Connor is undoubtedly a consolation for his parents, who had long sought to bear children by other means, and concern for children’s health is laudable. Nonetheless, the birth of the perfect child has its ethical costs. Presumably, the embryos with chromosomal abnormalities have been or will be destroyed. NGS adds a new weapon to our arsenal to eliminate people with disabilities from the population. Eugenic abortion is increasingly used to destroy bearers of Down syndrome before birth. Currently in the United States, approximately 80 percent of these fetuses are aborted during pregnancy. Carrying the telltale extra chromosome, Down syndrome embryos can now be discarded at the starting gate.
Dagan Wells, the English specialist in NGS, confidently predicts that the method will become economical and routine in the near future. Scanning the entire genotype of the embryo will prevent the implantation not only of embryos with chromosomal imperfections but also of those that carry genetic markers linked to Alzheimer’s or heart disease.
At the Main Line Fertility Clinic, where the child was conceived, Michael Glassner admits that widespread use of NGS might go well beyond health concerns. “You can have a very scary picture painted if you talk about height and hair color.” In a society that tolerates sex-selection abortion and runs a burgeoning market for human eggs culled primarily from college-age women with robust health, high I.Q.’s and athletic prowess, the search for the genetically perfect will brook no limits. The slow and the plump need not apply.
The media celebration of our new genetic standard of perfection tends to obscure the ideals of human perfection that were commonplace in the classroom and the pulpit just a few decades ago. The hunt for the perfect genetic structure has replaced the ancient quest for moral heroism and personal sanctity.
One of my consolations as a philosophy professor has been the opportunity to introduce students to Aristotle’s Nicomachean Ethics. They welcome Aristotle’s theory of friendship as an antidote to the nihilism of the sexual hook-up culture. But more and more of them find his concept of perfection baffling.
Aristotelian perfection is not a biological given; it cannot be engineered into existence by mechanical means. Rather, it is the slow, precarious fruit of freedom as the moral agent cultivates the virtues of justice, prudence, courage and temperance against the counterweights of vice. Perfection lies at the end of a personal journey, not in its microscopic start. For many students, this concept of perfection as a hard-won moral maturity has become a cipher.
In a recent final examination, one student summed up the general bewilderment: “I don’t think Aristotle is serious when he says that to be perfect you have to cultivate all these virtues. Who wants to be magnanimous? What does that word mean anyway?
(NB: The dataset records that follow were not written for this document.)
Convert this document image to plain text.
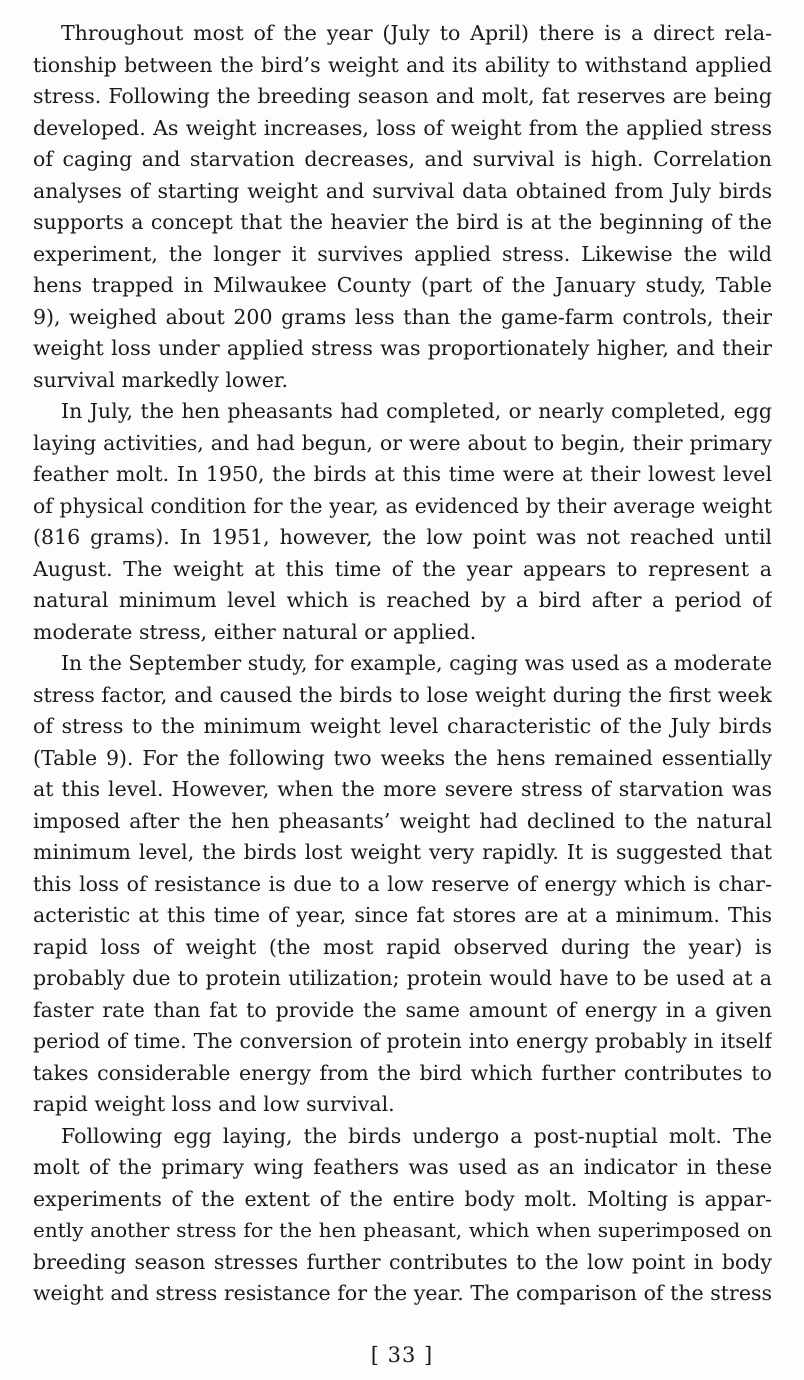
Throughout most of the year (July to April) there is a direct rela-
tionship between the bird’s weight and its ability to withstand applied
stress. Following the breeding season and molt, fat reserves are being
developed. As weight increases, loss of weight from the applied stress
of caging and starvation decreases, and survival is high. Correlation
analyses of starting weight and survival data obtained from July birds
supports a concept that the heavier the bird is at the beginning of the
experiment, the longer it survives applied stress. Likewise the wild
hens trapped in Milwaukee County (part of the January study, Table
9), weighed about 200 grams less than the game-farm controls, their
weight loss under applied stress was proportionately higher, and their
survival markedly lower.
In July, the hen pheasants had completed, or nearly completed, egg
laying activities, and had begun, or were about to begin, their primary
feather molt. In 1950, the birds at this time were at their lowest level
of physical condition for the year, as evidenced by their average weight
(816 grams). In 1951, however, the low point was not reached until
August. The weight at this time of the year appears to represent a
natural minimum level which is reached by a bird after a period of
moderate stress, either natural or applied.
In the September study, for example, caging was used as a moderate
stress factor, and caused the birds to lose weight during the first week
of stress to the minimum weight level characteristic of the July birds
(Table 9). For the following two weeks the hens remained essentially
at this level. However, when the more severe stress of starvation was
imposed after the hen pheasants’ weight had declined to the natural
minimum level, the birds lost weight very rapidly. It is suggested that
this loss of resistance is due to a low reserve of energy which is char-
acteristic at this time of year, since fat stores are at a minimum. This
rapid loss of weight (the most rapid observed during the year) is
probably due to protein utilization; protein would have to be used at a
faster rate than fat to provide the same amount of energy in a given
period of time. The conversion of protein into energy probably in itself
takes considerable energy from the bird which further contributes to
rapid weight loss and low survival.
Following egg laying, the birds undergo a post-nuptial molt. The
molt of the primary wing feathers was used as an indicator in these
experiments of the extent of the entire body molt. Molting is appar-
ently another stress for the hen pheasant, which when superimposed on
breeding season stresses further contributes to the low point in body
weight and stress resistance for the year. The comparison of the stress
[ 33 ]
He’s kidding, right?” In our quest for biological perfection, the Hellenic ideal of moral perfection has become an enigma.
Even odder for our society is the vision of perfection embodied in the Gospels: “If you want to be perfect, go sell what you own and give it to the poor, and you will have treasure laid up for you in heaven” (Mt 19:21). Pope Francis is certainly on board. But how many of our contemporaries can comprehend an ascetical concept of perfection that prizes material dispossession, love of the poor and spiritual abandonment? Further, how many of us truly believe that the slightest trace of such evangelical perfection is worth more than all the fault-free genotypes in the world?